Cate recommends that Congress pass data-mining legislation that would establish restrictions on what types of data-mining programs can be implemented by government agencies. The legislation should also establish oversight mechanisms to ensure that data-mining programs comply with the new legal restrictions.

Barry Steinhardt, director for American Civil Liberties Union’s Program on Technology and Liberty, agreed that the laws governing these issues should be updated and that better oversight is needed, but he took an even harder line, saying there are an “awful lot of reasons to suspect here that there is not really any law enforcement benefit to this…. The chance that data mining will be able to identify a terrorist is very small with an enormous… [potential for] false positives.”

Experts acknowledge that data mining’s effectiveness is hard to prove at this stage, because the technologies are relatively young. As Jensen explained, “if you compare data mining to airplane design, we’re just out of the Wright Brothers stage.” He added, there are “many types of data that we don’t know how to examine effectively.”

It’s hard to have a computer or algorithm pull things out of data that actually have meaning, the same way a human can, because computers are limited to numeric and symbolic models, Jensen noted.

The panelists stressed the importance of research to determine which data-mining models are effective. However, it’s difficult to figure out how to conduct research with real data without causing privacy concerns from the get-go.

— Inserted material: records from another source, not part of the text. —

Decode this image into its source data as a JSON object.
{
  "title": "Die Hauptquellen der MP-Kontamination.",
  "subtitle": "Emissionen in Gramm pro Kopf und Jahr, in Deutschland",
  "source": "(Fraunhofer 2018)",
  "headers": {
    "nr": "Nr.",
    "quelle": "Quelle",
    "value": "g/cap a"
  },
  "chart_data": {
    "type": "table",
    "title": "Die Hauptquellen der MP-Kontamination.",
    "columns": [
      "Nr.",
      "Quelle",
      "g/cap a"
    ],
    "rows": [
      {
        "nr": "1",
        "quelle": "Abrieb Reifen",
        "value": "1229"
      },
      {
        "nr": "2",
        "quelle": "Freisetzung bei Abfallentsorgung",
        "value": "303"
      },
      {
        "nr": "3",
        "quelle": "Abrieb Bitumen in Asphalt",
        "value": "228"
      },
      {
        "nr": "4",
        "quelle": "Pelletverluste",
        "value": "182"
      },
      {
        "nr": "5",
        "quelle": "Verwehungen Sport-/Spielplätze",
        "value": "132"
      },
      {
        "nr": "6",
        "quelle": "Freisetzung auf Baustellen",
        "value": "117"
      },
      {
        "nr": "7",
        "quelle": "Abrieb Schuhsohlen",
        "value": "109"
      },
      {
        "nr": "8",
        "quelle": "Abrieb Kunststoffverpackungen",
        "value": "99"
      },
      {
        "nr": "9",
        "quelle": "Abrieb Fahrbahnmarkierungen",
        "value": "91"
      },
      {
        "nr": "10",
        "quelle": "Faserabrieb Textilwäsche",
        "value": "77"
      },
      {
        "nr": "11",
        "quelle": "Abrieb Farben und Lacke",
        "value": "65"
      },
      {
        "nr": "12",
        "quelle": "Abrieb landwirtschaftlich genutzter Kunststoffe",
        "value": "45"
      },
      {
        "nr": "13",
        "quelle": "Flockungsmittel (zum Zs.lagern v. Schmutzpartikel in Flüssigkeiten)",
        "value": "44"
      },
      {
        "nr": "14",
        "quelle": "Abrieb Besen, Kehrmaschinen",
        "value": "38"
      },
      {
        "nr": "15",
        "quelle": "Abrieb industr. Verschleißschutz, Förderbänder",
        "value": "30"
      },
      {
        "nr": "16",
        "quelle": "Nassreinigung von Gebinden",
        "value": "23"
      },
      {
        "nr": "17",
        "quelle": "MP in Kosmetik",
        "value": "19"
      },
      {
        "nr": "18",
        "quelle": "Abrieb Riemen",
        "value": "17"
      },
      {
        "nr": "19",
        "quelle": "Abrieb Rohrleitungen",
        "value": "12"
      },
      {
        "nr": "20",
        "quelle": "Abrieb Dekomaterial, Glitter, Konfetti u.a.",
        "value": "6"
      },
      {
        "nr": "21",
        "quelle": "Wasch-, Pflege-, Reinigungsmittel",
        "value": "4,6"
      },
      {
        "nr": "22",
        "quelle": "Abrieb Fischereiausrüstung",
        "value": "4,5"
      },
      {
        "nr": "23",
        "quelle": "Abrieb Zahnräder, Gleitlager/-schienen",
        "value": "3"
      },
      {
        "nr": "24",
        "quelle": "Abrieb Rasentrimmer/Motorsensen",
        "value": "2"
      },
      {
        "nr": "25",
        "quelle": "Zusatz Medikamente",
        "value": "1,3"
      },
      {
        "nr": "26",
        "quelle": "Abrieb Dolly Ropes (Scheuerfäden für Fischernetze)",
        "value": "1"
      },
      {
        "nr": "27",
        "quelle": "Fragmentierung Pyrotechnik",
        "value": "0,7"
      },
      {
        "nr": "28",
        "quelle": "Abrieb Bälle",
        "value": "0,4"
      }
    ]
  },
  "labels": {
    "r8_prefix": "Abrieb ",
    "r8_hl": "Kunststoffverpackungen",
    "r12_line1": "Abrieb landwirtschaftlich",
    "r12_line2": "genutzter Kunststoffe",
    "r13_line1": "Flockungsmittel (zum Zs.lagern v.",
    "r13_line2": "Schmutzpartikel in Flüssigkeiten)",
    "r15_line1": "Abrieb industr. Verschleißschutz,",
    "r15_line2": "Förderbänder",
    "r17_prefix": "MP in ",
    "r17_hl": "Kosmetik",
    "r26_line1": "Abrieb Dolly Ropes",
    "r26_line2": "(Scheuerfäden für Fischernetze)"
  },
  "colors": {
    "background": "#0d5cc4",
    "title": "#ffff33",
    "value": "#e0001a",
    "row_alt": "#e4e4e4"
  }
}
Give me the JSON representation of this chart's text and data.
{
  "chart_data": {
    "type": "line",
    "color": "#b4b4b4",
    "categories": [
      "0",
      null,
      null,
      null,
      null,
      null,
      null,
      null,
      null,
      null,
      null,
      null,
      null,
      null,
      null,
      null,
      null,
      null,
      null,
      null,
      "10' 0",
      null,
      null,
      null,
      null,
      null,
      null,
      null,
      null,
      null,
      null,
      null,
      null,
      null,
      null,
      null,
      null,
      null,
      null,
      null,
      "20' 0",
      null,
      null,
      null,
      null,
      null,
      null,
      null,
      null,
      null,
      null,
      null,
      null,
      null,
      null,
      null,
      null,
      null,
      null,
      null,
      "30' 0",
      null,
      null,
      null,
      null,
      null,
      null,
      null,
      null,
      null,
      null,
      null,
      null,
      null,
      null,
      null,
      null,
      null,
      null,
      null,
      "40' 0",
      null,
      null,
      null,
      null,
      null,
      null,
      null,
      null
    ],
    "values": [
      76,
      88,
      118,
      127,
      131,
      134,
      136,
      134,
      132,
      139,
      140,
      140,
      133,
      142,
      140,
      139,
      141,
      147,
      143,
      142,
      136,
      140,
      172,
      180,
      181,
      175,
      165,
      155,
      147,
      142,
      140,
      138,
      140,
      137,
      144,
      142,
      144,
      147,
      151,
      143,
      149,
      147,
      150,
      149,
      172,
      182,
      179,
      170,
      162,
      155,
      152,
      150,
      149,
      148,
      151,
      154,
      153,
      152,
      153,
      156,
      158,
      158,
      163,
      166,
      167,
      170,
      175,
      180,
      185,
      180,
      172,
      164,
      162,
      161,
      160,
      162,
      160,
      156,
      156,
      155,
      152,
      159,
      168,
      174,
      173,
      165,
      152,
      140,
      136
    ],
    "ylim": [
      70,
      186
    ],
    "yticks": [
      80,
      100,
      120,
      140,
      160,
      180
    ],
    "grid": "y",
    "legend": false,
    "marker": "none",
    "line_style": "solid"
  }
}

Although some researchers have proposed using synthetic data that mimics the desired data sets, it is unclear whether fake data would really help. Jensen said that you don’t necessarily need an enormous amount of data to find out whether a certain model is working. Swire disagreed; he said research would require more data rather than less, to see what works. But, he added, “If we create a research exception, everyone will call their work research.”

A major concern is what to do when an innocent person gets caught in the data-mining net. An appropriate redress process is essential for privacy protection, said panelists Cate and Steinhardt. Both see redress as an opportunity to bring more transparency to the program and build the public’s confidence. “Until there is some degree of genuine due process here, I don’t think there’s going to be a whole lot of public confidence,” said Steinhardt.

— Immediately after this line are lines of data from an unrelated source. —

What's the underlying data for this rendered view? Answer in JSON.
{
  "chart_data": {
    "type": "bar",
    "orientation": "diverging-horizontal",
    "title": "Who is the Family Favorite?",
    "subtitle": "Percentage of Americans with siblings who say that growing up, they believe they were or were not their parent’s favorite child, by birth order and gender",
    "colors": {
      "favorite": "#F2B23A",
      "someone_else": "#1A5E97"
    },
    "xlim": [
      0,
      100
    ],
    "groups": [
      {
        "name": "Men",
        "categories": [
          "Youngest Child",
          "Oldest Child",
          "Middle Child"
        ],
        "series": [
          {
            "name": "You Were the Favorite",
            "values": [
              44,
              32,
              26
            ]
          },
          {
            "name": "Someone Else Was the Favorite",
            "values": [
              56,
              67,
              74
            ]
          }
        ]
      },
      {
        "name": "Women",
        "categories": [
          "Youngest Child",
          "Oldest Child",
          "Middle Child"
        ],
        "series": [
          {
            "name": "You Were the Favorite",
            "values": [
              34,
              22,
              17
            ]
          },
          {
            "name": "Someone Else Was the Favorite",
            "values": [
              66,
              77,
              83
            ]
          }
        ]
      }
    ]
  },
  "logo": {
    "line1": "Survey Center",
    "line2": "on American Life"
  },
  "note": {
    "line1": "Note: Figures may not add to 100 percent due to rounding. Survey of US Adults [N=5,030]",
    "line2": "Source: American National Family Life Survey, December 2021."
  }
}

Redress and transparency are difficult to obtain in government data-mining programs, however, in part because the government is concerned that classified national security secrets will be divulged. But, there are ways to have privacy and oversight without compromising security, such as with Inspector General reports, auditors, and privacy offices, according to Cate. He added that the public tends to be understanding about national security issues.